Por primera vez en la historia de Estados Unidos, está buscando registro para candidato a la presidencia de la República un sujeto bajo investigaciones federales criminales. No necesito decirles el nombre. Donald Trump anunció el martes que estará postulándose para la candidatura republicana de 2024. Y lo hace en el peor momento de su carrera política.
Trump perdió el voto popular contra Hillary Clinton por tres millones de votos en 2016, perdió contra Biden por siete millones de votos en 2020, y ahora, por seguir a ciegas a Trump, los republicanos perdieron de manera inesperada las elecciones intermedias de 2022. El desencanto con Trump en su partido es palpable.
En su accidentado paso por la política, y dado su carisma y arrastre personal, los republicanos le han perdonado todo. Desde sus insultos a sus rivales en campaña, pasando por su proclividad a sostener relaciones sexuales impropias, su simpatía hacia grupos radicales de ultraderecha, su desprecio por la ley, sus actitudes racistas, su extraña relación con Vladímir Putin, y, lo más grave, un sistemático intento de destruir instituciones para mantener el poder, llegando hasta la violencia en la toma del Capitolio. Lo único que no le perdonan es perder, y es claro que muchos republicanos que recibieron su apoyo y perdieron, empiezan a entender que continuar siguiéndolo les puede costar la carrera. Y se está viendo.
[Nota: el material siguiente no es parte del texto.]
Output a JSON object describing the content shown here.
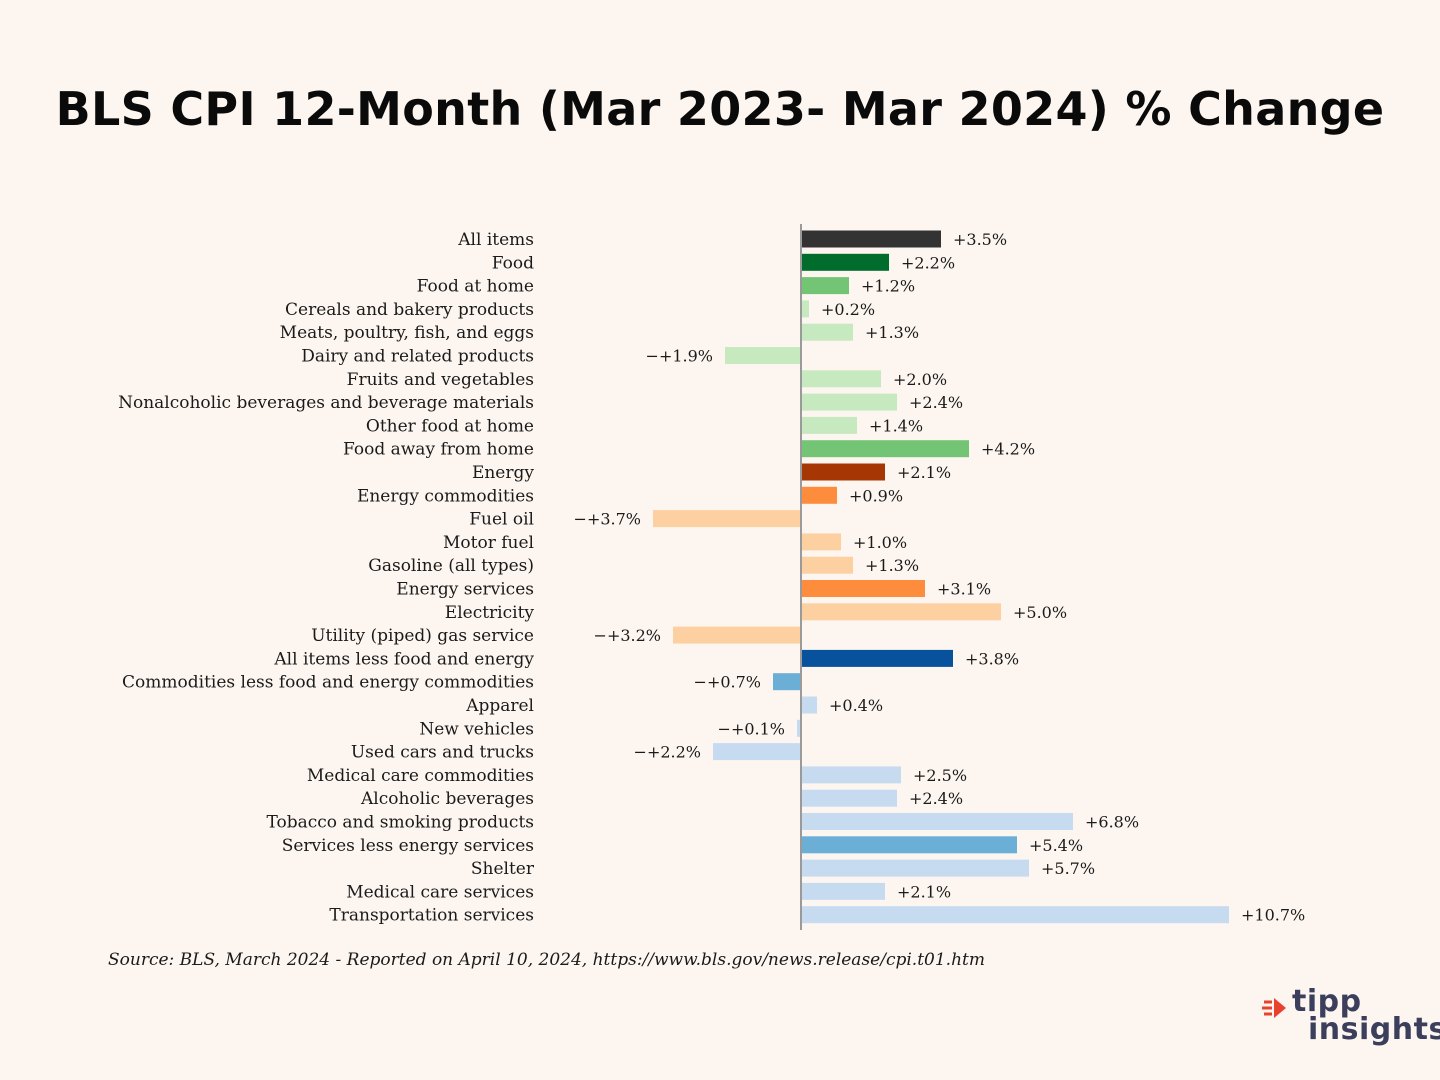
{
  "chart_data": {
    "type": "bar",
    "orientation": "horizontal",
    "title": "BLS CPI 12-Month (Mar 2023- Mar 2024) % Change",
    "xlabel": "",
    "ylabel": "",
    "categories": [
      "All items",
      "Food",
      "Food at home",
      "Cereals and bakery products",
      "Meats, poultry, fish, and eggs",
      "Dairy and related products",
      "Fruits and vegetables",
      "Nonalcoholic beverages and beverage materials",
      "Other food at home",
      "Food away from home",
      "Energy",
      "Energy commodities",
      "Fuel oil",
      "Motor fuel",
      "Gasoline (all types)",
      "Energy services",
      "Electricity",
      "Utility (piped) gas service",
      "All items less food and energy",
      "Commodities less food and energy commodities",
      "Apparel",
      "New vehicles",
      "Used cars and trucks",
      "Medical care commodities",
      "Alcoholic beverages",
      "Tobacco and smoking products",
      "Services less energy services",
      "Shelter",
      "Medical care services",
      "Transportation services"
    ],
    "values": [
      3.5,
      2.2,
      1.2,
      0.2,
      1.3,
      -1.9,
      2.0,
      2.4,
      1.4,
      4.2,
      2.1,
      0.9,
      -3.7,
      1.0,
      1.3,
      3.1,
      5.0,
      -3.2,
      3.8,
      -0.7,
      0.4,
      -0.1,
      -2.2,
      2.5,
      2.4,
      6.8,
      5.4,
      5.7,
      2.1,
      10.7
    ],
    "value_labels": [
      "+3.5%",
      "+2.2%",
      "+1.2%",
      "+0.2%",
      "+1.3%",
      "−+1.9%",
      "+2.0%",
      "+2.4%",
      "+1.4%",
      "+4.2%",
      "+2.1%",
      "+0.9%",
      "−+3.7%",
      "+1.0%",
      "+1.3%",
      "+3.1%",
      "+5.0%",
      "−+3.2%",
      "+3.8%",
      "−+0.7%",
      "+0.4%",
      "−+0.1%",
      "−+2.2%",
      "+2.5%",
      "+2.4%",
      "+6.8%",
      "+5.4%",
      "+5.7%",
      "+2.1%",
      "+10.7%"
    ],
    "colors": [
      "#333333",
      "#006d2c",
      "#74c476",
      "#c7e9c0",
      "#c7e9c0",
      "#c7e9c0",
      "#c7e9c0",
      "#c7e9c0",
      "#c7e9c0",
      "#74c476",
      "#a63603",
      "#fd8d3c",
      "#fdd0a2",
      "#fdd0a2",
      "#fdd0a2",
      "#fd8d3c",
      "#fdd0a2",
      "#fdd0a2",
      "#08519c",
      "#6baed6",
      "#c6dbef",
      "#c6dbef",
      "#c6dbef",
      "#c6dbef",
      "#c6dbef",
      "#c6dbef",
      "#6baed6",
      "#c6dbef",
      "#c6dbef",
      "#c6dbef"
    ],
    "xlim": [
      -6.0,
      12.6
    ],
    "grid": false,
    "legend": "none"
  },
  "source": "Source:  BLS, March 2024 - Reported on April 10, 2024, https://www.bls.gov/news.release/cpi.t01.htm",
  "logo": {
    "line1": "tipp",
    "line2": "insights",
    "accent_color": "#e8422f",
    "text_color": "#3b3f5c"
  }
}
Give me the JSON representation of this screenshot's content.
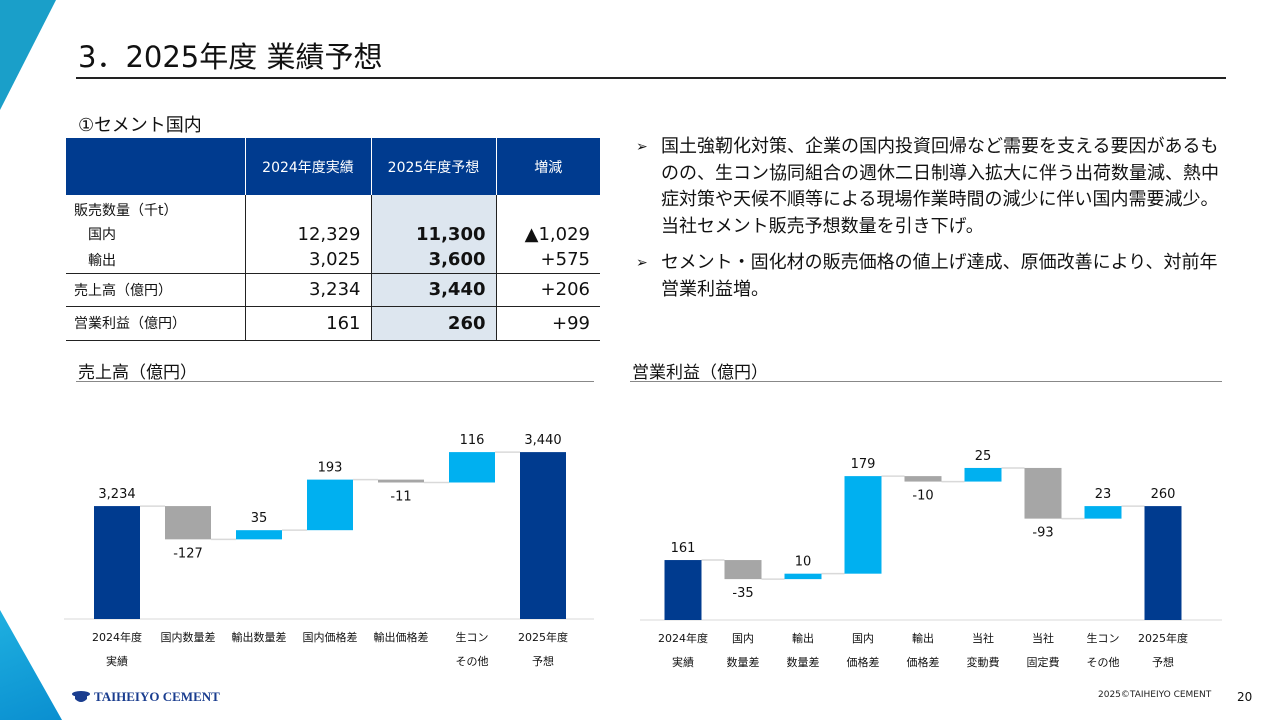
{
  "title": "3．2025年度 業績予想",
  "subtitle": "①セメント国内",
  "table": {
    "headers": [
      "",
      "2024年度実績",
      "2025年度予想",
      "増減"
    ],
    "group_label": "販売数量（千t）",
    "rows": [
      {
        "label": "国内",
        "actual": "12,329",
        "forecast": "11,300",
        "change": "▲1,029"
      },
      {
        "label": "輸出",
        "actual": "3,025",
        "forecast": "3,600",
        "change": "+575"
      },
      {
        "label": "売上高（億円）",
        "actual": "3,234",
        "forecast": "3,440",
        "change": "+206"
      },
      {
        "label": "営業利益（億円）",
        "actual": "161",
        "forecast": "260",
        "change": "+99"
      }
    ]
  },
  "bullets": [
    {
      "marker": "➢",
      "text": "国土強靭化対策、企業の国内投資回帰など需要を支える要因があるものの、生コン協同組合の週休二日制導入拡大に伴う出荷数量減、熱中症対策や天候不順等による現場作業時間の減少に伴い国内需要減少。当社セメント販売予想数量を引き下げ。"
    },
    {
      "marker": "➢",
      "text": "セメント・固化材の販売価格の値上げ達成、原価改善により、対前年営業利益増。"
    }
  ],
  "colors": {
    "total": "#003b8f",
    "increase": "#00b0f0",
    "decrease": "#a6a6a6",
    "header": "#003b8f",
    "forecast_fill": "#dde6ef",
    "accent": "#1a9fc9"
  },
  "chart_data": [
    {
      "type": "bar",
      "subtype": "waterfall",
      "title": "売上高（億円）",
      "categories": [
        [
          "2024年度",
          "実績"
        ],
        [
          "国内数量差"
        ],
        [
          "輸出数量差"
        ],
        [
          "国内価格差"
        ],
        [
          "輸出価格差"
        ],
        [
          "生コン",
          "その他"
        ],
        [
          "2025年度",
          "予想"
        ]
      ],
      "kinds": [
        "total",
        "delta",
        "delta",
        "delta",
        "delta",
        "delta",
        "total"
      ],
      "values": [
        3234,
        -127,
        35,
        193,
        -11,
        116,
        3440
      ],
      "labels": [
        "3,234",
        "-127",
        "35",
        "193",
        "-11",
        "116",
        "3,440"
      ]
    },
    {
      "type": "bar",
      "subtype": "waterfall",
      "title": "営業利益（億円）",
      "categories": [
        [
          "2024年度",
          "実績"
        ],
        [
          "国内",
          "数量差"
        ],
        [
          "輸出",
          "数量差"
        ],
        [
          "国内",
          "価格差"
        ],
        [
          "輸出",
          "価格差"
        ],
        [
          "当社",
          "変動費"
        ],
        [
          "当社",
          "固定費"
        ],
        [
          "生コン",
          "その他"
        ],
        [
          "2025年度",
          "予想"
        ]
      ],
      "kinds": [
        "total",
        "delta",
        "delta",
        "delta",
        "delta",
        "delta",
        "delta",
        "delta",
        "total"
      ],
      "values": [
        161,
        -35,
        10,
        179,
        -10,
        25,
        -93,
        23,
        260
      ],
      "labels": [
        "161",
        "-35",
        "10",
        "179",
        "-10",
        "25",
        "-93",
        "23",
        "260"
      ]
    }
  ],
  "footer": {
    "logo": "TAIHEIYO CEMENT",
    "copyright": "2025©TAIHEIYO CEMENT",
    "page": "20"
  }
}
El discurso en el que lanzó su candidatura desde Mar-a-Lago resultó deslucido y con poca energía. No tuvo la producción de sus mítines del pasado, y no se presentó un solo senador. Su equipo es completamente distinto. No estuvo ni Ivanka, su hija predilecta, que ya declaró, igual que su hijo Jared, que seguirán apoyando a su padre, pero que se retiran de la política. Algunas de las promesas de campaña que hizo rayaron en lo ridículo, aunque eso no es nuevo. Dijo que impondrá pena de muerte a los traficantes de drogas, y que exigirá un sistema de votación distinto, en el que sólo se pueda votar el mismo día, y con boletas de papel contadas a mano. Claro que eso no depende de él.
Vamos, ni siquiera Fox News pasó el discurso completo. Faltan más de 700 días para esa elección.
Trump sabe que no ganará. Estratégicamente es un error lanzar una campaña tan adelantada (de hecho, jamás había sucedido), lo que hace pensar que su objetivo no es en realidad ganar la candidatura, sino empezar a aplicar sus clásicas tácticas dilatorias para evitar responder ante la justicia. Dado que el Departamento de Justicia trata con mucho cuidado cualquier acusación contra candidatos presidenciales, Trump intenta intimidar al fiscal general, Merrick Garland, para que no presente cargos formales contra él. Pero fracasará.
Se acabó el periodo de gracia electoral. Ahora, la Fiscalía regresará con todo vigor a las investigaciones. Esta semana, en el caso de Georgia, donde Trump está siendo investigado por tratar de alterar el resultado de una elección, se presentó a declarar el gobernador del estado, Brian Kemp. Kemp es republicano, pero se negó a cooperar con Trump para intervenir en la elección. La evidencia es irrefutable. Hay una grabación de Donald Trump pidiéndole al secretario de estado que le consiga 11 mil 780 votos para voltear el resultado.
Y luego está, por supuesto, el caso de los documentos robados que Trump se llevó de la Casa Blanca. Todas las apelaciones y argucias legales de Trump han fracasado, incluyendo una petición a la Suprema Corte. No tiene manera de justificar sus actos. En la orden de cateo, el FBI encontró en su casa cientos de documentos clasificados que él no debía tener.
Dicen los analistas que este será el primer caso en el que Trump enfrente cargos formales, y que el fiscal Garland está cerca de tomar la decisión.
El futuro de Trump está en las Cortes, no en la política.